Indiscutablement, les programmes gouvernementaux doivent respecter les spécificités des CLOSM. Qui plus est, le principe de l’égalité réelle doit être mis en œuvre. Comme l’a expliqué Mme Eddie, « il ne faut pas non plus mettre sur un même pied les médias s’adressant aux communautés en situation minoritaire et tous les autres. Ils remplissent des rôles très précis au sein de ces communautés afin de répondre à des besoins particuliers. Encore une fois, l’idée est d’offrir une aide — qui peut être asymétrique — pour faire en sorte que ces médias survivent et de contribuer ainsi à l’épanouissement des communautés en situation minoritaire[119]. »

Dans son rapport sur le paysage médiatique canadien, le Comité permanent du patrimoine canadien a recommandé d’apporter certaines modifications au FCP, notamment d’« offrir un meilleur soutien aux médias écrits autochtones, ethnoculturels et de langue officielle en situation minoritaire[120] ».

Le gouvernement a répondu que les éditeurs des journaux communautaires, notamment ceux desservant les CLOSM, « bénéficient d’une plus grande aide financière et de critères d’admissibilité particuliers accroissant leur accès aux programmes ». La réponse du gouvernement souligne également qu’il « existe […] un complément au soutien du FCP pour les périodiques des minorités de langue officielle, soit le volet Vie communautaire du programme Développement des communautés de langue officielle. Ce dernier est administré par la Direction générale des langues officielles et appuie financièrement les médias de langue officielle, y compris les journaux communautaires, afin de favoriser la vitalité des communautés[121]. » En 2015-2016, les Programmes d’appui aux langues officielles de Patrimoine canadien ont contribué 1 899 660 $ aux médias de langues officielles (1 171 020 $ aux radios communautaires et 728 640 $ à la presse communautaire) et 1 359 439 en 2016-2017 (696 402 $ aux radios communautaires et 663 037 $ à la presse communautaire).

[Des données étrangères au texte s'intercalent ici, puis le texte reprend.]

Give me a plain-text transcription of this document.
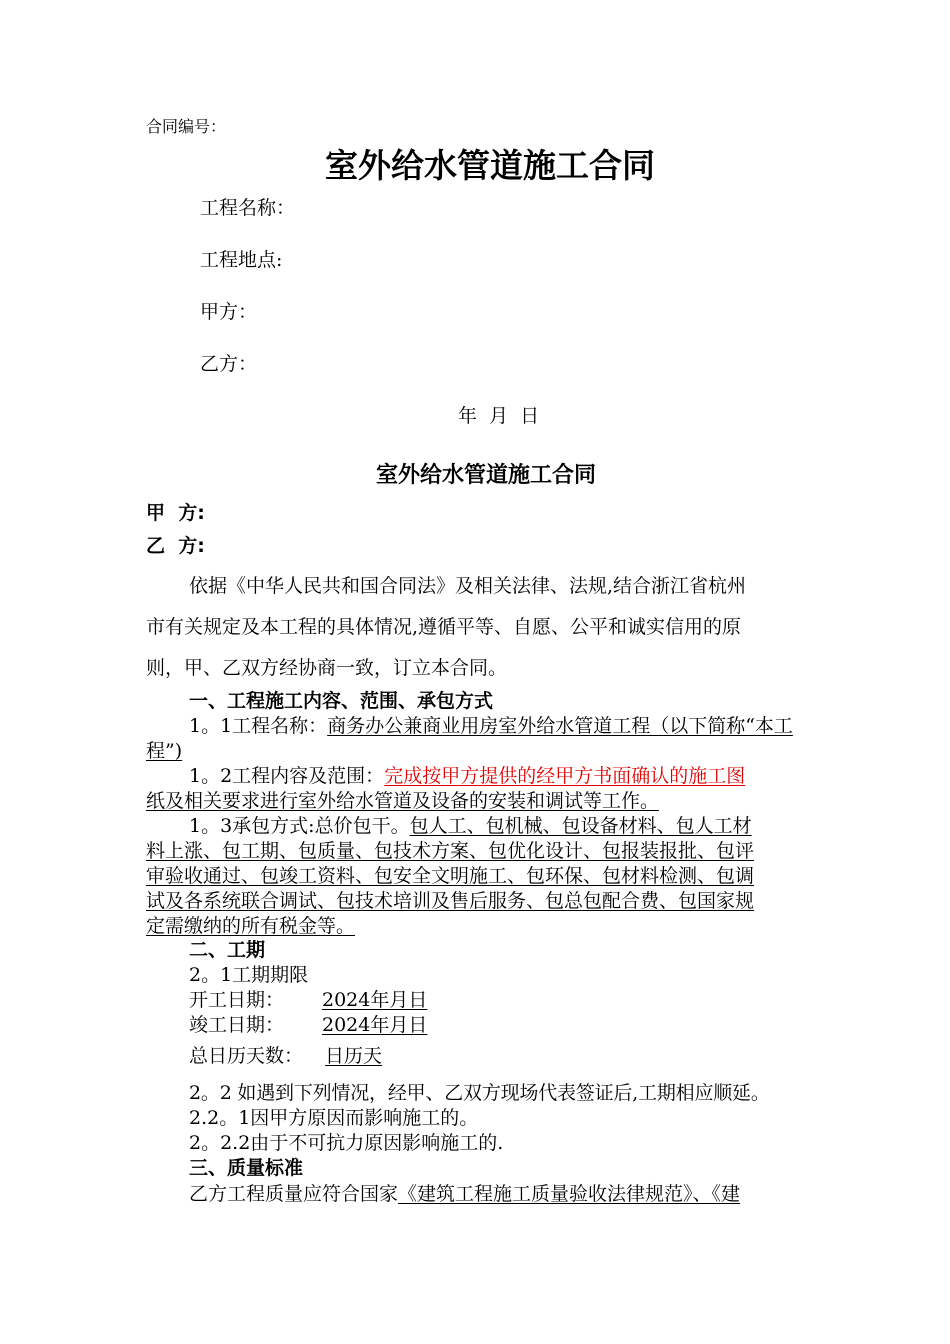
合同编号：
室外给水管道施工合同
工程名称：
工程地点:
甲方：
乙方：
年  月  日
室外给水管道施工合同
甲  方:
乙  方:
依据《中华人民共和国合同法》及相关法律、法规,结合浙江省杭州
市有关规定及本工程的具体情况,遵循平等、自愿、公平和诚实信用的原
则，甲、乙双方经协商一致，订立本合同。
一、工程施工内容、范围、承包方式
1。1工程名称：商务办公兼商业用房室外给水管道工程（以下简称“本工
程”)
1。2工程内容及范围：完成按甲方提供的经甲方书面确认的施工图
纸及相关要求进行室外给水管道及设备的安装和调试等工作。
1。3承包方式:总价包干。包人工、包机械、包设备材料、包人工材
料上涨、包工期、包质量、包技术方案、包优化设计、包报装报批、包评
审验收通过、包竣工资料、包安全文明施工、包环保、包材料检测、包调
试及各系统联合调试、包技术培训及售后服务、包总包配合费、包国家规
定需缴纳的所有税金等。
二、工期
2。1工期期限
开工日期： 2024年月日
竣工日期： 2024年月日
总日历天数： 日历天
2。2 如遇到下列情况，经甲、乙双方现场代表签证后,工期相应顺延。
2.2。1因甲方原因而影响施工的。
2。2.2由于不可抗力原因影响施工的.
三、质量标准
乙方工程质量应符合国家《建筑工程施工质量验收法律规范》、《建
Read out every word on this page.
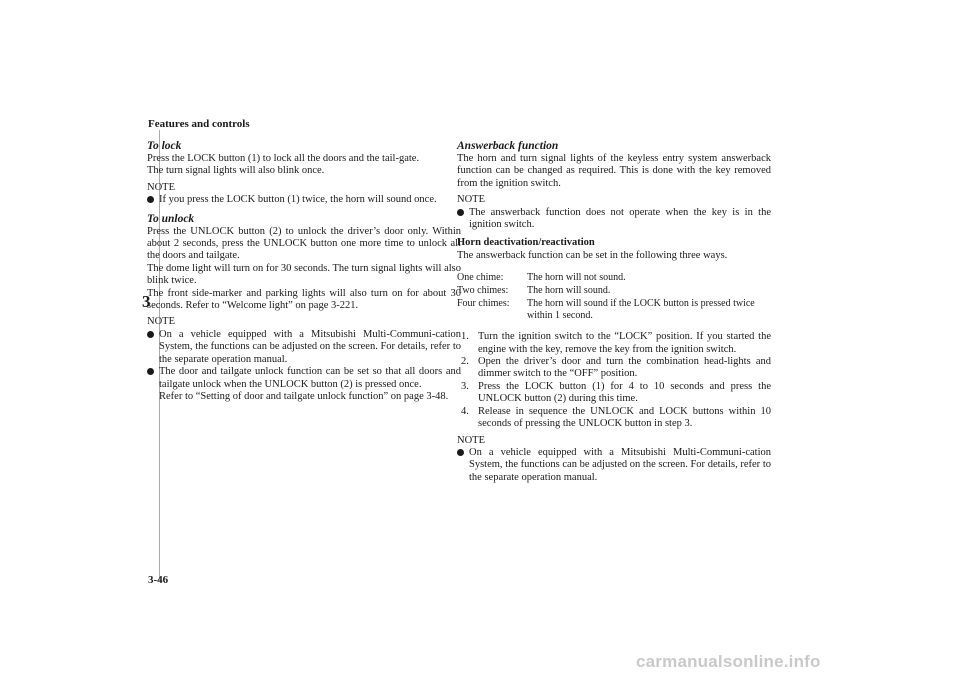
Features and controls
3
3-46
To lock

Press the LOCK button (1) to lock all the doors and the tail-gate.

The turn signal lights will also blink once.

NOTE
If you press the LOCK button (1) twice, the horn will sound once.
To unlock

Press the UNLOCK button (2) to unlock the driver’s door only. Within about 2 seconds, press the UNLOCK button one more time to unlock all the doors and tailgate.

The dome light will turn on for 30 seconds. The turn signal lights will also blink twice.

The front side-marker and parking lights will also turn on for about 30 seconds. Refer to “Welcome light” on page 3-221.

NOTE
On a vehicle equipped with a Mitsubishi Multi-Communi-cation System, the functions can be adjusted on the screen. For details, refer to the separate operation manual.
The door and tailgate unlock function can be set so that all doors and tailgate unlock when the UNLOCK button (2) is pressed once.
Refer to “Setting of door and tailgate unlock function” on page 3-48.
Answerback function

The horn and turn signal lights of the keyless entry system answerback function can be changed as required. This is done with the key removed from the ignition switch.

NOTE
The answerback function does not operate when the key is in the ignition switch.
Horn deactivation/reactivation

The answerback function can be set in the following three ways.

One chime:	The horn will not sound.
Two chimes:	The horn will sound.
Four chimes:	The horn will sound if the LOCK button is pressed twice within 1 second.
1. Turn the ignition switch to the “LOCK” position. If you started the engine with the key, remove the key from the ignition switch.
2. Open the driver’s door and turn the combination head-lights and dimmer switch to the “OFF” position.
3. Press the LOCK button (1) for 4 to 10 seconds and press the UNLOCK button (2) during this time.
4. Release in sequence the UNLOCK and LOCK buttons within 10 seconds of pressing the UNLOCK button in step 3.
NOTE
On a vehicle equipped with a Mitsubishi Multi-Communi-cation System, the functions can be adjusted on the screen. For details, refer to the separate operation manual.
carmanualsonline.info
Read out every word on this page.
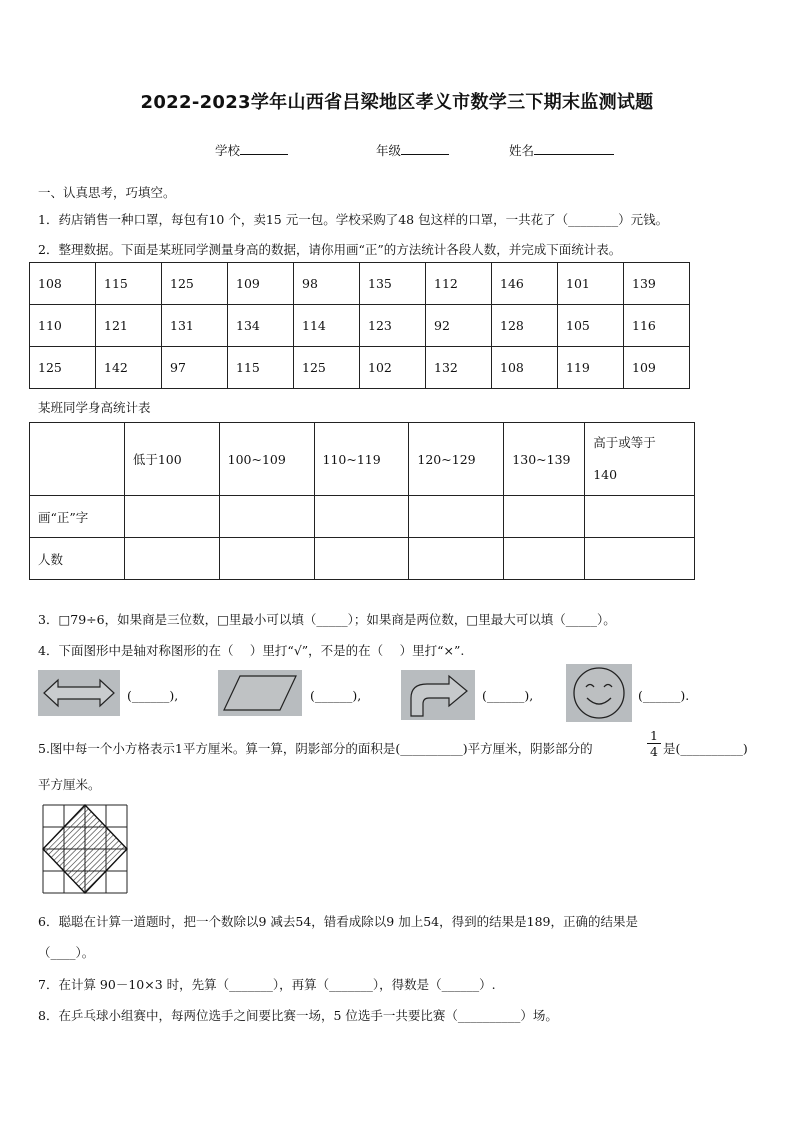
2022-2023学年山西省吕梁地区孝义市数学三下期末监测试题
学校	年级	姓名
一、认真思考，巧填空。
1．药店销售一种口罩，每包有10 个，卖15 元一包。学校采购了48 包这样的口罩，一共花了（________）元钱。
2．整理数据。下面是某班同学测量身高的数据，请你用画“正”的方法统计各段人数，并完成下面统计表。
108	115	125	109	98	135	112	146	101	139
110	121	131	134	114	123	92	128	105	116
125	142	97	115	125	102	132	108	119	109
某班同学身高统计表
	低于100	100~109	110~119	120~129	130~139	高于或等于
140
画“正”字						
人数						
3．□79÷6，如果商是三位数，□里最小可以填（_____）；如果商是两位数，□里最大可以填（_____）。
4．下面图形中是轴对称图形的在（　 ）里打“√”，不是的在（　 ）里打“×”.
(______),	(______),	(______),	(______).
5.图中每一个小方格表示1平方厘米。算一算，阴影部分的面积是(__________)平方厘米，阴影部分的	$\frac{1}{4}$ 是(__________)
平方厘米。
6．聪聪在计算一道题时，把一个数除以9 减去54，错看成除以9 加上54，得到的结果是189，正确的结果是
（____）。
7．在计算 90－10×3 时，先算（_______），再算（_______），得数是（______）.
8．在乒乓球小组赛中，每两位选手之间要比赛一场，5 位选手一共要比赛（__________）场。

Selon le rapport ministériel sur le rendement 2015-2016 de Patrimoine canadien - Renseignements sur les programmes de paiements de transfert de 5 millions de dollars ou plus –  une évaluation du FCP couvrant la période 2010-2011 à 2014–2015 a recommandé au ministère de prendre les mesures suivantes :

 de revoir certains aspects du programme particulièrement les critères d’admissibilité et l’approche de financement par formule, en tenant compte de l’aspect numérique, ainsi que les processus pour accroître l’efficacité administrative. Le programme devrait aussi améliorer la concertation avec les intervenants afin de continuer à répondre aux besoins changeants de l’industrie[122].

La prochaine évaluation est prévue pour être complétée en 2020-2021[123].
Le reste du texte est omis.